Legislative bill overview

HB 1026 would allow married couples to share benefits under Washington's long-term services and supports (LTSS) trust program, enabling one spouse to transfer unused or earned benefits to their partner. Currently, trust benefits are individual accounts that cannot be pooled or shared between spouses. This bill aims to provide greater flexibility for couples managing long-term care costs.

Why is this important

Long-term care expenses (nursing homes, in-home care, assisted living) represent a significant financial burden for families, and sharing benefits between spouses could help couples stretch available resources further. This is particularly relevant as Washington's LTSS program matures and beneficiaries begin accessing care; spousal benefit-sharing could reduce out-of-pocket costs for families and potentially lower state Medicaid expenditures if couples can remain independent longer.
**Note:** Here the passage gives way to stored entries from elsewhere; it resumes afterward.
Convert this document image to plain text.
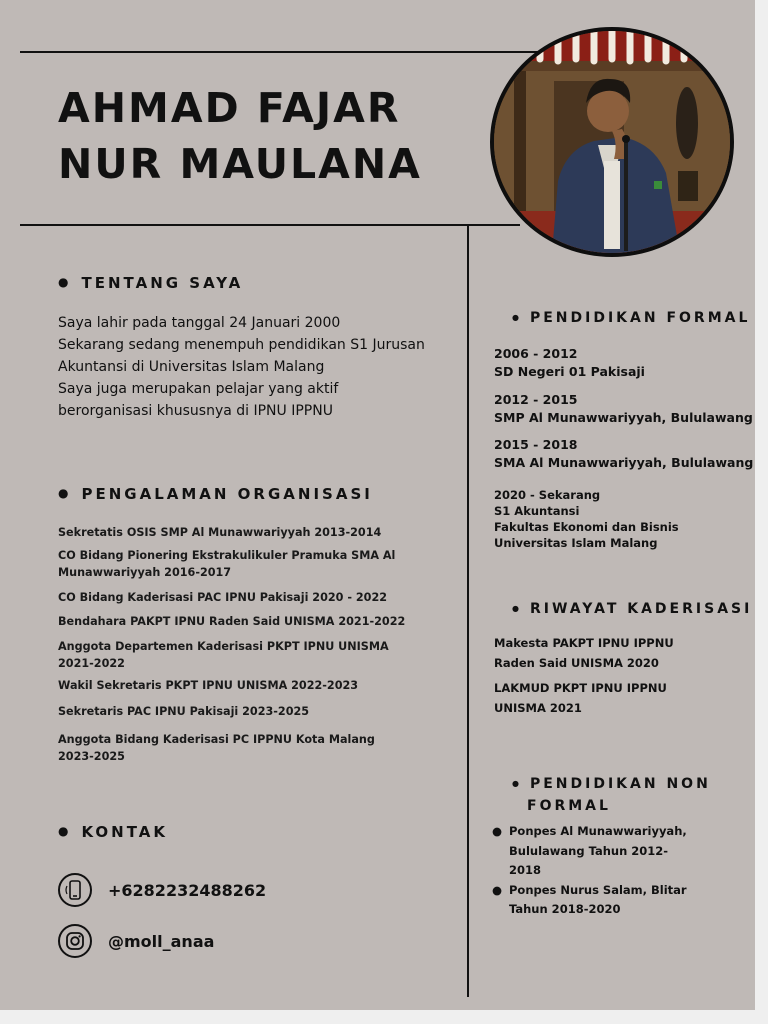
AHMAD FAJAR
NUR MAULANA
● TENTANG SAYA
Saya lahir pada tanggal 24 Januari 2000
Sekarang sedang menempuh pendidikan S1 Jurusan
Akuntansi di Universitas Islam Malang
Saya juga merupakan pelajar yang aktif
berorganisasi khususnya di IPNU IPPNU
● PENGALAMAN ORGANISASI
Sekretatis OSIS SMP Al Munawwariyyah 2013-2014
CO Bidang Pionering Ekstrakulikuler Pramuka SMA Al
Munawwariyyah 2016-2017
CO Bidang Kaderisasi PAC IPNU Pakisaji 2020 - 2022
Bendahara PAKPT IPNU Raden Said UNISMA 2021-2022
Anggota Departemen Kaderisasi PKPT IPNU UNISMA
2021-2022
Wakil Sekretaris PKPT IPNU UNISMA 2022-2023
Sekretaris PAC IPNU Pakisaji 2023-2025
Anggota Bidang Kaderisasi PC IPPNU Kota Malang
2023-2025
● KONTAK
+6282232488262
@moll_anaa
● PENDIDIKAN FORMAL
2006 - 2012
SD Negeri 01 Pakisaji
2012 - 2015
SMP Al Munawwariyyah, Bululawang
2015 - 2018
SMA Al Munawwariyyah, Bululawang
2020 - Sekarang
S1 Akuntansi
Fakultas Ekonomi dan Bisnis
Universitas Islam Malang
● RIWAYAT KADERISASI
Makesta PAKPT IPNU IPPNU
Raden Said UNISMA 2020
LAKMUD PKPT IPNU IPPNU
UNISMA 2021
● PENDIDIKAN NON
FORMAL
● Ponpes Al Munawwariyyah,
Bululawang Tahun 2012-
2018
● Ponpes Nurus Salam, Blitar
Tahun 2018-2020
Potential points of contention

  • Program sustainability concerns: Allowing benefit transfers could increase total program payouts and affect the trust's long-term solvency, which depends on careful actuarial planning for a defined-benefit program.
  • Equity and fairness questions: This change benefits married couples while single individuals and unmarried partners cannot access such arrangements, raising questions about equal treatment under the program.
  • Implementation complexity: Defining transfer limits, eligibility criteria, and spousal claim procedures would require significant administrative rulemaking and could create disputes over benefit ownership and inheritance.

Compiled from official sources — confirm details with the bill’s official record.